Они застыли, глядя друг другу в глаза. Жизнь неостановима, она бессмысленна, как вечный двигатель, размышлял кусочек точилинского сознания. Мужчины движутся в работе, в сексе, в еде, в размышлениях, даже на стульчаке… а женщины, подумал Точилин, окинув взглядом чуть замёрзшую Дашу? Женщины ждут: сначала первых месячных, появления груди, потом ухажёров, свадьбы, жилья, беременности, мужа с работы, детей из школы или из армии, ждут оргазма или ждут старости… женщины ждут, мужчины движутся – не это ли приводной ремень бытия? А если он сильно смазан? Не будет ли пробуксовывать? И люди мчатся мимо без остановки…

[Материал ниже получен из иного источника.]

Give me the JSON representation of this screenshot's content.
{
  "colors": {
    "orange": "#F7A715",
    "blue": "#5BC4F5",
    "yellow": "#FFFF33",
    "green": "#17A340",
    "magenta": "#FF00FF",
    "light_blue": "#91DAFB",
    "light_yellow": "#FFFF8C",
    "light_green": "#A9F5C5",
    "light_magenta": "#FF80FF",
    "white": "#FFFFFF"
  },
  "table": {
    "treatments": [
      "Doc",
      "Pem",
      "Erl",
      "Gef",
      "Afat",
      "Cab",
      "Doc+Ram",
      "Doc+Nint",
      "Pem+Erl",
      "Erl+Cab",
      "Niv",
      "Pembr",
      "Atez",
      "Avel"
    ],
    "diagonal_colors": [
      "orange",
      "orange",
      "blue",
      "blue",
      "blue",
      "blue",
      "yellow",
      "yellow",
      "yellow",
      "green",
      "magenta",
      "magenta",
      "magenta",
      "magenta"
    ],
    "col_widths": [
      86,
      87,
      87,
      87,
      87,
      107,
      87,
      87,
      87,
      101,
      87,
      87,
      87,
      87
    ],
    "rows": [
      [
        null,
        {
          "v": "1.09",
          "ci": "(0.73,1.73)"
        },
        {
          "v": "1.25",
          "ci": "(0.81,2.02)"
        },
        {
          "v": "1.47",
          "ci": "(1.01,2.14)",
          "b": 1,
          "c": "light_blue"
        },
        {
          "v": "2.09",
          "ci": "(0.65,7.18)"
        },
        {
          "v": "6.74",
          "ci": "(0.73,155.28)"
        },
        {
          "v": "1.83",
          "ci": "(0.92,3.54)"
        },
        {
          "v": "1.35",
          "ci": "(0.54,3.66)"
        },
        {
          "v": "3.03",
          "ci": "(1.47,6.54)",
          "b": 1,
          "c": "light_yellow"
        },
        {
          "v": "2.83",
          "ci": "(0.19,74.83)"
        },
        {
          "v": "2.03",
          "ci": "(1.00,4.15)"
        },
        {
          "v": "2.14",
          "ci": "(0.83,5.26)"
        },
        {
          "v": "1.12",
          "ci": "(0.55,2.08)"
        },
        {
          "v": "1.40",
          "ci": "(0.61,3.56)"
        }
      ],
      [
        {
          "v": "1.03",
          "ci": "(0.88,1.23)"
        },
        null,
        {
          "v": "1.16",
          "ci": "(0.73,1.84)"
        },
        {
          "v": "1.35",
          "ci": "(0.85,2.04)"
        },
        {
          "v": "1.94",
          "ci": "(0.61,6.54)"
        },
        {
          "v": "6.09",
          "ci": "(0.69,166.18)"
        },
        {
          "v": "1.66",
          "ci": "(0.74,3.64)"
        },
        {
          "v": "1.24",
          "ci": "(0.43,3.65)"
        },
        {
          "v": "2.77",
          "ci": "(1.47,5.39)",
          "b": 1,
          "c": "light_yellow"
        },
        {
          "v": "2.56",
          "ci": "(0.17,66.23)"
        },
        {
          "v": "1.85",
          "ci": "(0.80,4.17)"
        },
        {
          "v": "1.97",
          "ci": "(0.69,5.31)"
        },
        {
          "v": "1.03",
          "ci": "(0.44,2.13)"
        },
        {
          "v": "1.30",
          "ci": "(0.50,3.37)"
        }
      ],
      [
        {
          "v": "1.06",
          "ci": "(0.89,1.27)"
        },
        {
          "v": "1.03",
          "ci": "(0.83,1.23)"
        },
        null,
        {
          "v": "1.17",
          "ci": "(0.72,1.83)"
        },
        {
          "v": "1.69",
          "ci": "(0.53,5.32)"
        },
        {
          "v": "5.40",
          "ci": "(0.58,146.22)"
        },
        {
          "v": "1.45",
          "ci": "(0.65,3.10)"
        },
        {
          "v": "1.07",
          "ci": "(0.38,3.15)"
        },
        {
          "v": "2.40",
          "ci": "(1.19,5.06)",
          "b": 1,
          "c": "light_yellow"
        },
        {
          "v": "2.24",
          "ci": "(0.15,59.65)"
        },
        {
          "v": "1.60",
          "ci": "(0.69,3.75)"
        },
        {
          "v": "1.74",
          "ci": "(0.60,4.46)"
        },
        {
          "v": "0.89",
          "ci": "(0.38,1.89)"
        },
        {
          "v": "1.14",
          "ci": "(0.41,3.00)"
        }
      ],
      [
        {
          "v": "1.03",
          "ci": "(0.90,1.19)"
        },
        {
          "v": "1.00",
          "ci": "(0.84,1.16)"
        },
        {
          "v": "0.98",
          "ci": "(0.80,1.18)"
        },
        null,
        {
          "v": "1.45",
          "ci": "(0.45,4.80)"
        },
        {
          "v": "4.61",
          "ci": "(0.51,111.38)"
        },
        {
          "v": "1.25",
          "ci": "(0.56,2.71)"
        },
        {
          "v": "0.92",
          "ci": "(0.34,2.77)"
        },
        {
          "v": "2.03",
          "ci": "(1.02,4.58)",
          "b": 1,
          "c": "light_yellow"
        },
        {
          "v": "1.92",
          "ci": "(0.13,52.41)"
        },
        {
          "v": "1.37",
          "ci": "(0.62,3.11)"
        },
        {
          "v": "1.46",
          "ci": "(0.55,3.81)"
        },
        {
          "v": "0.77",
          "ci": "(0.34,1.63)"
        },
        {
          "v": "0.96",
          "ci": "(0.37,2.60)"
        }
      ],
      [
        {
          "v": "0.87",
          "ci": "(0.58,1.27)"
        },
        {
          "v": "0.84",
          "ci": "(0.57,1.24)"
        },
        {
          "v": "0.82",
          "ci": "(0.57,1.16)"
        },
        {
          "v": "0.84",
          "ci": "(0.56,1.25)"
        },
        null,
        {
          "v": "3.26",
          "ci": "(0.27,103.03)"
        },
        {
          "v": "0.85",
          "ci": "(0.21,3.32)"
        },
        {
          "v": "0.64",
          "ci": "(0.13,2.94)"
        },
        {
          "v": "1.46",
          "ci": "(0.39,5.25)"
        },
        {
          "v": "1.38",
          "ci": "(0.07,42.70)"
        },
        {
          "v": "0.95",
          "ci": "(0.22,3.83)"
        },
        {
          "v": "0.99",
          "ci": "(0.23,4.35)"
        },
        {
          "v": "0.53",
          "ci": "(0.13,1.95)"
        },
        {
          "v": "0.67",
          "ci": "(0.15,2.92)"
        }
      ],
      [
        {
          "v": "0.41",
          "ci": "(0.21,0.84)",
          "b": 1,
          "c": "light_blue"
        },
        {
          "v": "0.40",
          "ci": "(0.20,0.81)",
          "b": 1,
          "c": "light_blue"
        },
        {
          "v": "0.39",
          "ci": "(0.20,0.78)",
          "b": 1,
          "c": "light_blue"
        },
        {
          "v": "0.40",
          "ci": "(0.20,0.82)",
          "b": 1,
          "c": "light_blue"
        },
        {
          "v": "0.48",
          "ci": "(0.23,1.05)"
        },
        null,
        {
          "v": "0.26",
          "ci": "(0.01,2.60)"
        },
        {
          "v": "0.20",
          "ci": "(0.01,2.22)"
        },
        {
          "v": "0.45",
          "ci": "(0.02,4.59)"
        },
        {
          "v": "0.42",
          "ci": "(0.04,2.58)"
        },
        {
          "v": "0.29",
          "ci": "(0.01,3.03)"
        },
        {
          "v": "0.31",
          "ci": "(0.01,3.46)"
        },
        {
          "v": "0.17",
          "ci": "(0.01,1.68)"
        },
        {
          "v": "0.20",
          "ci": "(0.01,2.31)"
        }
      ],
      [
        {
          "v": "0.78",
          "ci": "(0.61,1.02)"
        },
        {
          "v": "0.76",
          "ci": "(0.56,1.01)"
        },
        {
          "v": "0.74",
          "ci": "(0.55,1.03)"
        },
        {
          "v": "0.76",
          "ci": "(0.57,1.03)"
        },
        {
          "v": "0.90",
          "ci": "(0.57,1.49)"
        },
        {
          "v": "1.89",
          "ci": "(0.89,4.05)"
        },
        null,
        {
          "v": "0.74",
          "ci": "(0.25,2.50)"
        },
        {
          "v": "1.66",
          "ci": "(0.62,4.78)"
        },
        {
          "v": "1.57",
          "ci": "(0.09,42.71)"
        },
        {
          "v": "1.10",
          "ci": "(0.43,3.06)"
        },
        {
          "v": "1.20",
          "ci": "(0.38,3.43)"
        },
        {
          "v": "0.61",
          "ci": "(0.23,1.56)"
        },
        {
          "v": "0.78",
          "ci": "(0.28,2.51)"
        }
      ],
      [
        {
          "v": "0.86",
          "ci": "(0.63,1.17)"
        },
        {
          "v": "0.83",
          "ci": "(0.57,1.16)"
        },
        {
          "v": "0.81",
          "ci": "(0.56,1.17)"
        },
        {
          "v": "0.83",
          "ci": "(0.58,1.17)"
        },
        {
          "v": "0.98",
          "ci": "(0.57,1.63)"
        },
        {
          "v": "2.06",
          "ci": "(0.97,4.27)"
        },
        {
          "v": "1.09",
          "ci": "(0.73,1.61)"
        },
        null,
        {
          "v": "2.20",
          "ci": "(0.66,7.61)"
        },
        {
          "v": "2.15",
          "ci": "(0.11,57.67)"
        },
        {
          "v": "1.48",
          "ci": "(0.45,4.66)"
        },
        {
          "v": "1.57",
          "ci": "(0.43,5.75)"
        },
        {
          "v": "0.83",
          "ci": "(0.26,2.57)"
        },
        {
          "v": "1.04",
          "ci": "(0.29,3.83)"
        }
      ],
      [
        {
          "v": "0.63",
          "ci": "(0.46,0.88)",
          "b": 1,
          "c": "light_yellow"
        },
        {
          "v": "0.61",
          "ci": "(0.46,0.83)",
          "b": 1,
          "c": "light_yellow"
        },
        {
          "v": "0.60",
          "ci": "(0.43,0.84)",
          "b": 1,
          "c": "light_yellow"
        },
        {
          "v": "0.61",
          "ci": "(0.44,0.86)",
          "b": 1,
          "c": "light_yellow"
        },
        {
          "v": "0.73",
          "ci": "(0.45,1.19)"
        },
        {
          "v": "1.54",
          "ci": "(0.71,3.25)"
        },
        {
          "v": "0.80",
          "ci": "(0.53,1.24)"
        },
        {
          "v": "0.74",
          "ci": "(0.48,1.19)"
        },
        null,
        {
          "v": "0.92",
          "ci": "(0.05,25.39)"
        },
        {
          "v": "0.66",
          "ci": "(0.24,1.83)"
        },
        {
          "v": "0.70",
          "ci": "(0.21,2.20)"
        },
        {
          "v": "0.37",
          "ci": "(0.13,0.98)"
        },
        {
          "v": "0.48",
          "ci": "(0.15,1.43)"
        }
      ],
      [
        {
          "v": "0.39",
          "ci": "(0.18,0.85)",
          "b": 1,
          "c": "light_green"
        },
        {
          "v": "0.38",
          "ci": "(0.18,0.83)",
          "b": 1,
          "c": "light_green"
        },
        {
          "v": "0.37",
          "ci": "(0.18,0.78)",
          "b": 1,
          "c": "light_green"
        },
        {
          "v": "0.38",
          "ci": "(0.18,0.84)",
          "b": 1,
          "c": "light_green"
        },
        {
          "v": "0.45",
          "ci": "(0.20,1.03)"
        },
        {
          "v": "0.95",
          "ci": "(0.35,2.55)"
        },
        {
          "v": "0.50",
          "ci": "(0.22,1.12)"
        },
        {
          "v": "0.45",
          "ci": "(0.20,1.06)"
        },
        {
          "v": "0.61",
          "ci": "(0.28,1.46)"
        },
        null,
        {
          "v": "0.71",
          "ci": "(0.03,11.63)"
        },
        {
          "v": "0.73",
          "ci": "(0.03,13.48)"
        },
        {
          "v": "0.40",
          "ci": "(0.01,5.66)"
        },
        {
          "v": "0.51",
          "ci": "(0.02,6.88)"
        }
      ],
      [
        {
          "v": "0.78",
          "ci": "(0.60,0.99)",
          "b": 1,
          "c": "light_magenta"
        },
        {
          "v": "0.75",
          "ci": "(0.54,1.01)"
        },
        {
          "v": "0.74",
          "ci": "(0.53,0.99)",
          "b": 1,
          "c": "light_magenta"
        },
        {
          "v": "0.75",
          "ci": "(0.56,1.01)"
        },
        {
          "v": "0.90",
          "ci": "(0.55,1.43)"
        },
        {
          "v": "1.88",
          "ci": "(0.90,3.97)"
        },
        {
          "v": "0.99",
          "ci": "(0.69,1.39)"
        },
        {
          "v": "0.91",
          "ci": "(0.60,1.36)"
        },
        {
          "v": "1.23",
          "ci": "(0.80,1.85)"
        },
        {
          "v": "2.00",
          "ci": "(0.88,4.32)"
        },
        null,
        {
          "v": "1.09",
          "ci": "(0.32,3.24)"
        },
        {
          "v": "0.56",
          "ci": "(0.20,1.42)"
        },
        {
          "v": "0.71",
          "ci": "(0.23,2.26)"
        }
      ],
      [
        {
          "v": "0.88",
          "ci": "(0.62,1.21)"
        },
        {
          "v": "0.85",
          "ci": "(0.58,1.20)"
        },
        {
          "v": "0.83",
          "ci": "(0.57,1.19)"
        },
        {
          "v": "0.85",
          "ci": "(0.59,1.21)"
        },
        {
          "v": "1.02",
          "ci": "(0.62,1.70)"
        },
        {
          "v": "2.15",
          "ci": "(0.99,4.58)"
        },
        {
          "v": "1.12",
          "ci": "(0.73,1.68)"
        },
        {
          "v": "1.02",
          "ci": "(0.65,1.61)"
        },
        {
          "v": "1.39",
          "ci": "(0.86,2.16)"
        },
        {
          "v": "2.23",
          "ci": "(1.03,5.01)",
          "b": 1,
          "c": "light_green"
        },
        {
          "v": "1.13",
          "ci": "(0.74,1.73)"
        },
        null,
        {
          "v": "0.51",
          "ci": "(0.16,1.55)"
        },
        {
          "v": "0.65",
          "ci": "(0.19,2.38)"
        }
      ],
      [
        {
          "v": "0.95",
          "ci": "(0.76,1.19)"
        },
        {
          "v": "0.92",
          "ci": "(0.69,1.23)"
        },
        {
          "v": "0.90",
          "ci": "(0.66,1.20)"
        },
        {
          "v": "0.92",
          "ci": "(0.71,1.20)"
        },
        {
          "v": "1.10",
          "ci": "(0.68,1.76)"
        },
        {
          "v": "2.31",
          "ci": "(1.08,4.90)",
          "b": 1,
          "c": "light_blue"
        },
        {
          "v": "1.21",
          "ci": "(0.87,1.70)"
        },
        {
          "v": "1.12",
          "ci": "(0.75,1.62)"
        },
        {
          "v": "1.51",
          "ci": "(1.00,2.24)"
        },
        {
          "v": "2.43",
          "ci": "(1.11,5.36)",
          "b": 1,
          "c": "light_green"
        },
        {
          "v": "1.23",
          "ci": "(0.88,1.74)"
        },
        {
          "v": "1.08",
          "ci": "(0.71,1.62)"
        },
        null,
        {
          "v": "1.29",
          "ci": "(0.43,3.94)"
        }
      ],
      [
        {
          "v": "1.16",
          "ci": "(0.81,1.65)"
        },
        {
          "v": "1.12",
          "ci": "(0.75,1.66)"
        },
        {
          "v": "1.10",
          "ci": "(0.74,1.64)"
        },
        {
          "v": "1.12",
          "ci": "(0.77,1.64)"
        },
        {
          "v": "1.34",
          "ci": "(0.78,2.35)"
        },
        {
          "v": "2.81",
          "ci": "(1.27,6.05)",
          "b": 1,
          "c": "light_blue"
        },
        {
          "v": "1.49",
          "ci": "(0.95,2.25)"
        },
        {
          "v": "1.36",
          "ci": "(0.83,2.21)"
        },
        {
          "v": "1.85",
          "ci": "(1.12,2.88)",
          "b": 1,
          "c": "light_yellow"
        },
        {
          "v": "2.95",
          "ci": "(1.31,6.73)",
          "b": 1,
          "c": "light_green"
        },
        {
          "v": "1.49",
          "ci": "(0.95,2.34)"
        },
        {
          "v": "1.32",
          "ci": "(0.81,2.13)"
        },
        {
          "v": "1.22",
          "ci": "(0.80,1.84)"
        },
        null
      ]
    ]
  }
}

– …ая, следующая …Витебский вокзал…
Обняв любовника, Даша провела по его спине чуть рассерженными ногтями. Точилин охнул и отвлёкся от дум. Приподнявшись, женщина охватила его ногой, и он без промедления вошёл в неё между бёдрами. Качался извечный маятник, огненные щупальца прорастали в Дашином животе, пока не лопнули мягкой вспышкой. Даша что-то крикнула, но голос был слаб и тотчас утонул в мерцающем воздухе. Откровение для двоих, тайная вечеря… а может, чёрная месса? Кто истолкует сон? Даша, сладко поёживаясь, покусывала Топилина за левую щёку.Беззащитная мужская щека выгорала неведомым, невидимым пламенем. Не в силах скрыть наслаждение, Точилин стонал и переминался с ноги на ногу, ощущая себя голым и беззащитным. Теперь женщина гладила ему языком мочку уха, лаская и почти заглатывая её. Язык проникал вовнутрь, в черепную коробку… иииии, вдруг тоненько зазвенело в мозгу. Он с испугом отпрянул и…
– …шкинская! …Технологический институт, переход к поездам…
…расталкивая пассажиров, понёсся к выходу из вагона. Даша лукаво вздёрнула голову, улыбнувшись краешком рта: телефончик бы попросил, вот дурила… ничего не замечая перед собой, Точилин выскочил на улицу – и встретился с бампером летевшего на переходе фургона, опоздавшего с вывозом свежего хлеба. Полученный удар был настолько сильным, что с Точилина слетели обе кроссовки. Это намертво, пролетело в его мозгу. Если тапки отбросил, всё. Шофёрская примета. И с этим нехитрым фактом душа Точилина взлетела на небеса. В ноздрях остался сложный запах машинной грязи, крови и хлеба. Ф-фу, успел поморщиться Точилин – и умер.
А что же Даша? Выйдя к офису на Обводном канале, она вздыхает, переминается с ноги на ногу… и одиноко проживает долгую, счастливую жизнь.